3. A structured framework to optimize fuel efficiency is important and four areas of focus can be effective: driver training, management systems, vehicle maintenance, and incentive schemes.
Many agencies have begun focusing on ways to optimize expenditure. As fuel costs make up between 35 and 50 percent of total expenditure, training for fuel efficiency has been adopted by multiple agencies across India as an optimizing strategy. A systematic framework, in this case, is effective to promote fuel-efficient driving through consistent monitoring as well as indicate the seriousness of the initiative.
4. Intelligent Transport Systems (ITS) are useful to obtain data and use data analytics as a way to enhance operations.
The application of ITS in Indian cities has witnessed significant traction over the last few years. This brings further opportunity to collect and analyse this data for input into operations including driver monitoring, passenger information, and service planning.
5. Branding, marketing and communicating are three critical components to augment public transport outreach.
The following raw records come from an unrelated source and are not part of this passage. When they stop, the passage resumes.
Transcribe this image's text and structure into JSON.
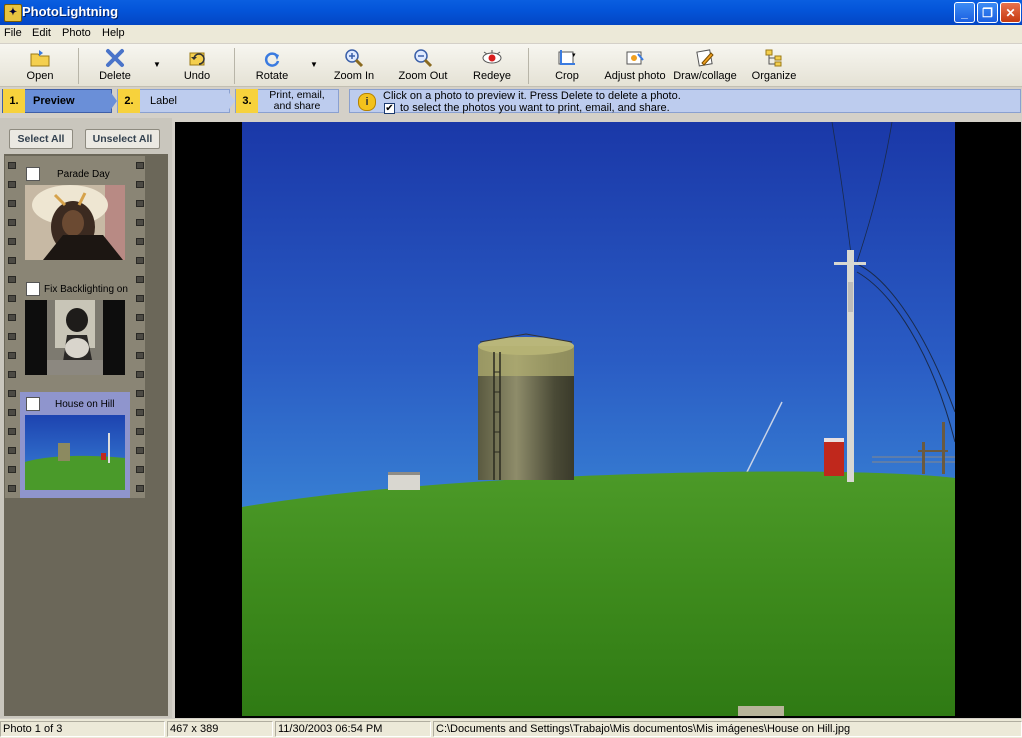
{
  "window": {
    "title": "PhotoLightning",
    "icon": "camera-app-icon",
    "controls": [
      "minimize",
      "restore",
      "close"
    ]
  },
  "menu": [
    "File",
    "Edit",
    "Photo",
    "Help"
  ],
  "toolbar": {
    "open": "Open",
    "delete": "Delete",
    "undo": "Undo",
    "rotate": "Rotate",
    "zoom_in": "Zoom In",
    "zoom_out": "Zoom Out",
    "redeye": "Redeye",
    "crop": "Crop",
    "adjust": "Adjust photo",
    "draw": "Draw/collage",
    "organize": "Organize"
  },
  "steps": [
    {
      "num": "1.",
      "label": "Preview"
    },
    {
      "num": "2.",
      "label": "Label"
    },
    {
      "num": "3.",
      "label_line1": "Print, email,",
      "label_line2": "and share"
    }
  ],
  "info": {
    "line1": "Click on a photo to preview it.  Press Delete to delete a photo.",
    "line2": "to select the photos you want to print, email, and share."
  },
  "selection": {
    "select_all": "Select All",
    "unselect_all": "Unselect All"
  },
  "photos": [
    {
      "title": "Parade Day",
      "checked": false,
      "selected": false
    },
    {
      "title": "Fix Backlighting on",
      "checked": false,
      "selected": false
    },
    {
      "title": "House on Hill",
      "checked": false,
      "selected": true
    }
  ],
  "status": {
    "count": "Photo 1 of 3",
    "dimensions": "467 x 389",
    "datetime": "11/30/2003  06:54 PM",
    "path": "C:\\Documents and Settings\\Trabajo\\Mis documentos\\Mis imágenes\\House on Hill.jpg"
  },
  "colors": {
    "titlebar": "#0455d9",
    "step_active": "#6a8fd8",
    "step_num": "#f7d23c",
    "sky": "#2f5fc0",
    "grass": "#3f8f20"
  }
}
Information about new systems or changes to systems must be communicated precisely to the public in order to have a good chance of success. Branding, marketing and communication are vital to draw public attention, expedite public understanding and recognition of the system, and create a strong connection with the public.
6. The financial sustainability of operating agencies is undermined by the inevitable purpose of providing transport as a public service. New financing trends can be effective in easing the pressure on agencies.
Public transport provision faces a challenge in ensuring commercial viability and simultaneously satisfying its social objectives as a public service. In comparison to typical revenue streams, public transport expenditures are often significantly higher. It is important that fares, as a key revenue factor for agencies, be determined through a scientific approach to facilitate this imbalance. Proper financing mechanisms can be adopted to bridge the gap between revenues and expenditures.
7. An integrated approach to providing city bus services can strengthen the system. In addition to the role of operating agencies, the state assumes a significant role in providing public transport. Four areas of improvement fall outside the purview of a city bus agency: system safety, segregated infrastructure, financial subsidy and land planning for infrastructure.
These assessments are a way to facilitate a rethought process on how to approach these problems that are prevalent in the Indian bus industry.
Based on these examples and challenges, systematic frameworks are suggested as a practice, for bus agencies to adapt to their specific contextual demands. The publication concludes with a way forward, which elucidates the need for cohesive and practical planning.